Molière crée donc, en attendant Psyché, une comédie sans grand décor, sans prétention au
spectaculaire : Les Fourberies de Scapin.
On fera remarquer aux élèves qu’effectivement, hormis l’indication liminaire « La
scène est à Naples », aucune didascalie ne régit l’espace scénique. Le peu de moyens laisse
donc le plateau nu, et surtout l’imaginaire sans entraves : rien n’empêche dès lors la classe
de réfléchir à une scénographie, d’esquisser croquis et schémas (en ayant toutefois en tête
que l’intrigue prend place dans un lieu public, et non loin du « logis » dans lequel Géronte à
l’acte III retrouve Hyacinte).
DES INFLUENCES MULTIPLES
Les Fourberies de Scapin est une comédie d’intrigue qui emprunte sa matière à
diverses sources.
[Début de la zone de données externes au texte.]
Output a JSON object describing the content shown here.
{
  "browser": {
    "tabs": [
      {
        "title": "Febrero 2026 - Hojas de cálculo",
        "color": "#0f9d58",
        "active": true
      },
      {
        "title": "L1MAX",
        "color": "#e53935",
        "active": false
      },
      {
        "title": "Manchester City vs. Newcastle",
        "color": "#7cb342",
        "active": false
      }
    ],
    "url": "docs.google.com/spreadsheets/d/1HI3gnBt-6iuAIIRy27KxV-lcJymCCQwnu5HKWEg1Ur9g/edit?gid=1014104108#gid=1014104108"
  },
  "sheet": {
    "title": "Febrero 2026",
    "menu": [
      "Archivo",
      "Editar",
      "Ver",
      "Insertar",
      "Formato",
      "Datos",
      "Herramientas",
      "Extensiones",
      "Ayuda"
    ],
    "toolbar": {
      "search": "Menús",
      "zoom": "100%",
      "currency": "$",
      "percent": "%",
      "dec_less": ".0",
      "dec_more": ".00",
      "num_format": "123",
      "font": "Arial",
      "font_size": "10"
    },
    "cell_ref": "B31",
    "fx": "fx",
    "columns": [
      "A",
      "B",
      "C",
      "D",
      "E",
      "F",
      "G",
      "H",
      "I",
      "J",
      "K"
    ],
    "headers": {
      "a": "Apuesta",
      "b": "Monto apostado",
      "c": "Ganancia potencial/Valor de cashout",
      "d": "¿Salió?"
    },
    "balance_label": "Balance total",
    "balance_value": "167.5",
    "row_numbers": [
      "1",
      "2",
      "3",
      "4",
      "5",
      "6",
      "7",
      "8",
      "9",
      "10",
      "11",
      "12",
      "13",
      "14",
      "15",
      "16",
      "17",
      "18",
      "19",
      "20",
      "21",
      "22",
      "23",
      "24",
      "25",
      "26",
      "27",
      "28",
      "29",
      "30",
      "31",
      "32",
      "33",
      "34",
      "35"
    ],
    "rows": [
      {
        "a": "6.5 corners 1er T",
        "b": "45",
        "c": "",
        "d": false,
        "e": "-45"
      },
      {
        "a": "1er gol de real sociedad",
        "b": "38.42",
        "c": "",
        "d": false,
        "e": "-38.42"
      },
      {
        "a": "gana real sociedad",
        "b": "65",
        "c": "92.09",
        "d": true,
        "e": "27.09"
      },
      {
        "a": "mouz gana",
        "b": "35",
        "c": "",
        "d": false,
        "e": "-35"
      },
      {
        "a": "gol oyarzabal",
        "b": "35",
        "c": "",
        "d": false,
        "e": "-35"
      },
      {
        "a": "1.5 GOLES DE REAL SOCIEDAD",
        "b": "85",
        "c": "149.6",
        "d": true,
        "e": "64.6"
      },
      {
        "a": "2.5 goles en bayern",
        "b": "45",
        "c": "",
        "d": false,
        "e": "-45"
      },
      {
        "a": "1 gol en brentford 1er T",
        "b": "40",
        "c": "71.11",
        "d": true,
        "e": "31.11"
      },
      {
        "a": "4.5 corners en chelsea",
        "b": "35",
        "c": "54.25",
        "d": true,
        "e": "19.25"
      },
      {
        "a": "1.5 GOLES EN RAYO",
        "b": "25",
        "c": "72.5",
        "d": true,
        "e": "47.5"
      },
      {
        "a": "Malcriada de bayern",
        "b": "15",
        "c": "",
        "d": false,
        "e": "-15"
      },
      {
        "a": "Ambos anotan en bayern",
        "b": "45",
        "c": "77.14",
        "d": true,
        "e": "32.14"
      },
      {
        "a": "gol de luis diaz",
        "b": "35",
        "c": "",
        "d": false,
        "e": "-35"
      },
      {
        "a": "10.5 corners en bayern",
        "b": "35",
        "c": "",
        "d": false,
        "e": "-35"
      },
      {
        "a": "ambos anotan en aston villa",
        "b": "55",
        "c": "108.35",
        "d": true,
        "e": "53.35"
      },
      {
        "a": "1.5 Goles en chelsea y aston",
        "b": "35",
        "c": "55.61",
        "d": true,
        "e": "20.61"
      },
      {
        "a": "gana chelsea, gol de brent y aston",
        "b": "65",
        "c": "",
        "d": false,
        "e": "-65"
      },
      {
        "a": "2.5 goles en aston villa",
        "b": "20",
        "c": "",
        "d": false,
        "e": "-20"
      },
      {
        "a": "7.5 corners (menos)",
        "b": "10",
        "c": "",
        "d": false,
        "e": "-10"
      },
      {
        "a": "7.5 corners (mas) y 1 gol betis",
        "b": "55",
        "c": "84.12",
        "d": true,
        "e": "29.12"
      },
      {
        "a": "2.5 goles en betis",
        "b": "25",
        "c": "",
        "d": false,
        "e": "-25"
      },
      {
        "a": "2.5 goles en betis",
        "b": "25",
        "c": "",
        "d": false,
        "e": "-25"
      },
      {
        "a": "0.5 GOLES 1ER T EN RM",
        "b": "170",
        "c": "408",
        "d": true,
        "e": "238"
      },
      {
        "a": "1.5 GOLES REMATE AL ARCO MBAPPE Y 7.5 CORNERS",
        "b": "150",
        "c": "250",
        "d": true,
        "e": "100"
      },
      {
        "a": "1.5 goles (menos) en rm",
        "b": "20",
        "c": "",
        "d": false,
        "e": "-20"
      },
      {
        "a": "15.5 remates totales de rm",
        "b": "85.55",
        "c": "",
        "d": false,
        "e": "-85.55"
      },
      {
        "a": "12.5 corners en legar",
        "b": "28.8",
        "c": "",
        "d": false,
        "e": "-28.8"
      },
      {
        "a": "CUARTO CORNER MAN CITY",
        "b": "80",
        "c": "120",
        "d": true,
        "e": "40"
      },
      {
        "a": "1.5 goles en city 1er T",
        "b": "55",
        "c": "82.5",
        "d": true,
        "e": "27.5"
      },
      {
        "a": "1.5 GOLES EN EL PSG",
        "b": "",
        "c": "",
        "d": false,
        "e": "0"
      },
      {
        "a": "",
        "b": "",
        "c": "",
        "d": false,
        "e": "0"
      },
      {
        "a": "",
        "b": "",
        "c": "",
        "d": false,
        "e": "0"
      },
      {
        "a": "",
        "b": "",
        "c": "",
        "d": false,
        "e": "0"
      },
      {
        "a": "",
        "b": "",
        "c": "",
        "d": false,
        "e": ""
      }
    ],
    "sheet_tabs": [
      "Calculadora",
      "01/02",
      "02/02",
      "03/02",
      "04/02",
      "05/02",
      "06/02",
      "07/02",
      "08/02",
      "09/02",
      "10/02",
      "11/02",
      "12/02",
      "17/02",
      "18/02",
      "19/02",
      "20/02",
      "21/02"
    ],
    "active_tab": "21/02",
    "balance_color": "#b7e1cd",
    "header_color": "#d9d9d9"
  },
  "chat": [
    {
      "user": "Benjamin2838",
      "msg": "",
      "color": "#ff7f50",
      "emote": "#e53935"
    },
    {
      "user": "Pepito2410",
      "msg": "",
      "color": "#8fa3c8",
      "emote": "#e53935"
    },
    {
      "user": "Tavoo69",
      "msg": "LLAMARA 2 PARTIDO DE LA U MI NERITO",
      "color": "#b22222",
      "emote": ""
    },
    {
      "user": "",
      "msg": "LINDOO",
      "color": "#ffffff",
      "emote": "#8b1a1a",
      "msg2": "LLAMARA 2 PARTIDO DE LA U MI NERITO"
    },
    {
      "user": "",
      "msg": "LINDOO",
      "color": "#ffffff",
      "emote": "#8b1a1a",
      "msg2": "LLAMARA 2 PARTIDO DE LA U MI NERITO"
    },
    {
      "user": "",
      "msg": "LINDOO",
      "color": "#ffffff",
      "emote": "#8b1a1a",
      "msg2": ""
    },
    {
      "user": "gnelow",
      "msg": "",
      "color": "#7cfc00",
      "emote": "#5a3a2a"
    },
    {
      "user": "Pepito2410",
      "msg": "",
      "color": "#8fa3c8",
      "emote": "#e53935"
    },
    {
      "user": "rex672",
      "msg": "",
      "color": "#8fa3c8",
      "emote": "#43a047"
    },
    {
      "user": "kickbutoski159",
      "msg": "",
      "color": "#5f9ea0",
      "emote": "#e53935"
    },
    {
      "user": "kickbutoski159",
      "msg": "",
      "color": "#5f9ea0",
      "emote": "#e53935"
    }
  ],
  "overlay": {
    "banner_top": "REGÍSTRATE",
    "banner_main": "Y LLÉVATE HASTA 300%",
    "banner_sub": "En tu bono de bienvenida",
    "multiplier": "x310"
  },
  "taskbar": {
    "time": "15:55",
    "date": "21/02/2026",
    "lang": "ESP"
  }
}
Ce peut être l’occasion pour les élèves de constater :
- que le principe classique de l’innutrition est ici vérifié, puisque l’intrigue des
Fourberies doit beaucoup à la pièce du latin Térence Phormion, et que le Scapin
de l’acte I scène 2 n’est pas sans rappeler le Chrysale de la comédie de Plaute Les
Bacchis (on propose infra un extrait de la scène 4 de l’acte IV, traduction E.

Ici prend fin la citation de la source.